My students know that we use sign language in my home and are always interested when I intentionally or inadvertently begin signing in class. For this lesson, we learned to create contour line drawings of the sign language alphabet hand shapes. 
On the Smartboard, I projected a large photograph of a hand shape. Then, I demonstrated what a contour line was by drawing on top of the photograph. What's really neat is then removing the photo to expose only the drawing ! The kids really got it! They took turns coming up and practicing while others practice in their art journals. 
I also stressed drawing what you really see and not what you think you see.
Some pictures of the process are already posted here.
Try reading their initials and enjoy the exciting results! 

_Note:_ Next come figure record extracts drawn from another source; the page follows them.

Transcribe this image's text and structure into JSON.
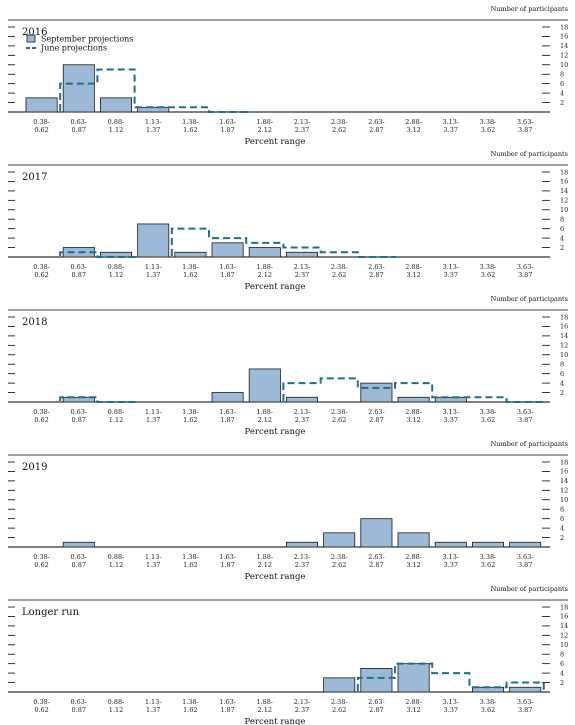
{
  "figure": {
    "y_unit_label": "Number of participants",
    "x_axis_label": "Percent range",
    "legend": {
      "september": "September projections",
      "june": "June projections"
    },
    "colors": {
      "bar_fill": "#9db9d8",
      "bar_stroke": "#1a1a1a",
      "june_line": "#1f6e8c",
      "axis": "#000000"
    }
  },
  "chart_data": [
    {
      "type": "bar",
      "title": "2016",
      "categories": [
        "0.38-\n0.62",
        "0.63-\n0.87",
        "0.88-\n1.12",
        "1.13-\n1.37",
        "1.38-\n1.62",
        "1.63-\n1.87",
        "1.88-\n2.12",
        "2.13-\n2.37",
        "2.38-\n2.62",
        "2.63-\n2.87",
        "2.88-\n3.12",
        "3.13-\n3.37",
        "3.38-\n3.62",
        "3.63-\n3.87"
      ],
      "series": [
        {
          "name": "September projections",
          "values": [
            3,
            10,
            3,
            1,
            0,
            0,
            0,
            0,
            0,
            0,
            0,
            0,
            0,
            0
          ]
        },
        {
          "name": "June projections",
          "values": [
            0,
            6,
            9,
            1,
            1,
            0,
            0,
            0,
            0,
            0,
            0,
            0,
            0,
            0
          ]
        }
      ],
      "ylim": [
        0,
        18
      ],
      "yticks": [
        2,
        4,
        6,
        8,
        10,
        12,
        14,
        16,
        18
      ],
      "legend": "top-left"
    },
    {
      "type": "bar",
      "title": "2017",
      "categories": [
        "0.38-\n0.62",
        "0.63-\n0.87",
        "0.88-\n1.12",
        "1.13-\n1.37",
        "1.38-\n1.62",
        "1.63-\n1.87",
        "1.88-\n2.12",
        "2.13-\n2.37",
        "2.38-\n2.62",
        "2.63-\n2.87",
        "2.88-\n3.12",
        "3.13-\n3.37",
        "3.38-\n3.62",
        "3.63-\n3.87"
      ],
      "series": [
        {
          "name": "September projections",
          "values": [
            0,
            2,
            1,
            7,
            1,
            3,
            2,
            1,
            0,
            0,
            0,
            0,
            0,
            0
          ]
        },
        {
          "name": "June projections",
          "values": [
            0,
            1,
            0,
            0,
            6,
            4,
            3,
            2,
            1,
            0,
            0,
            0,
            0,
            0
          ]
        }
      ],
      "ylim": [
        0,
        18
      ],
      "yticks": [
        2,
        4,
        6,
        8,
        10,
        12,
        14,
        16,
        18
      ]
    },
    {
      "type": "bar",
      "title": "2018",
      "categories": [
        "0.38-\n0.62",
        "0.63-\n0.87",
        "0.88-\n1.12",
        "1.13-\n1.37",
        "1.38-\n1.62",
        "1.63-\n1.87",
        "1.88-\n2.12",
        "2.13-\n2.37",
        "2.38-\n2.62",
        "2.63-\n2.87",
        "2.88-\n3.12",
        "3.13-\n3.37",
        "3.38-\n3.62",
        "3.63-\n3.87"
      ],
      "series": [
        {
          "name": "September projections",
          "values": [
            0,
            1,
            0,
            0,
            0,
            2,
            7,
            1,
            0,
            4,
            1,
            1,
            0,
            0
          ]
        },
        {
          "name": "June projections",
          "values": [
            0,
            1,
            0,
            0,
            0,
            0,
            0,
            4,
            5,
            3,
            4,
            1,
            1,
            0
          ]
        }
      ],
      "ylim": [
        0,
        18
      ],
      "yticks": [
        2,
        4,
        6,
        8,
        10,
        12,
        14,
        16,
        18
      ]
    },
    {
      "type": "bar",
      "title": "2019",
      "categories": [
        "0.38-\n0.62",
        "0.63-\n0.87",
        "0.88-\n1.12",
        "1.13-\n1.37",
        "1.38-\n1.62",
        "1.63-\n1.87",
        "1.88-\n2.12",
        "2.13-\n2.37",
        "2.38-\n2.62",
        "2.63-\n2.87",
        "2.88-\n3.12",
        "3.13-\n3.37",
        "3.38-\n3.62",
        "3.63-\n3.87"
      ],
      "series": [
        {
          "name": "September projections",
          "values": [
            0,
            1,
            0,
            0,
            0,
            0,
            0,
            1,
            3,
            6,
            3,
            1,
            1,
            1
          ]
        }
      ],
      "ylim": [
        0,
        18
      ],
      "yticks": [
        2,
        4,
        6,
        8,
        10,
        12,
        14,
        16,
        18
      ]
    },
    {
      "type": "bar",
      "title": "Longer run",
      "categories": [
        "0.38-\n0.62",
        "0.63-\n0.87",
        "0.88-\n1.12",
        "1.13-\n1.37",
        "1.38-\n1.62",
        "1.63-\n1.87",
        "1.88-\n2.12",
        "2.13-\n2.37",
        "2.38-\n2.62",
        "2.63-\n2.87",
        "2.88-\n3.12",
        "3.13-\n3.37",
        "3.38-\n3.62",
        "3.63-\n3.87"
      ],
      "series": [
        {
          "name": "September projections",
          "values": [
            0,
            0,
            0,
            0,
            0,
            0,
            0,
            0,
            3,
            5,
            6,
            0,
            1,
            1
          ]
        },
        {
          "name": "June projections",
          "values": [
            0,
            0,
            0,
            0,
            0,
            0,
            0,
            0,
            0,
            3,
            6,
            4,
            1,
            2
          ]
        }
      ],
      "ylim": [
        0,
        18
      ],
      "yticks": [
        2,
        4,
        6,
        8,
        10,
        12,
        14,
        16,
        18
      ]
    }
  ]
}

Kindergarten's Alphabet Party

Kindergarten finished a lesson learning about the lines, shapes and colors used by artist, Piet Mondrian. We discovered that he painted very straight black lines.  Now it was time to explore what else lines could do.

First, we learn about basic painting skills like "dip, tap, paint": how to dip your brush into paint and tap it on the side before painting (this is the opposite of "dip, drip, drip, drip, paint"!). Also, to keep colors fresh, each color brush "lives" in it's own "house" - no "visiting other colors"! 

While teaching these skills, I demonstrate painting my initial, "M", so large that it fills the whole paper.  You'd think I was magic if you heard all the "oohs" and "aahs"!!! Then, I select two other colors to outline the "M". What other kinds of lines do we know?  Children give me ideas: wavy, curly, zig-zag, spiral. Sometimes there aren't words- they draw on the board to show us. 
I quickly demonstrate some possibilities around the letter. 
And then, it's their turn! 

Savannah decides our art looks like an alphabet party! 

My creative parent volunteer spreads the word  : )
Gives me ideas for next year, too! 

Wednesday, November 14, 2012

The Art of Signing (Part 1)

Here's a sneak peek of some exciting works in progress...
Sixth graders use contour lines to draw their initials in sign language. 

Wednesday, November 7, 2012

It's a Bad Hair Day in Sixth Grade

 I found this idea a few years ago (I don't remember where) and it's been a hit ever since!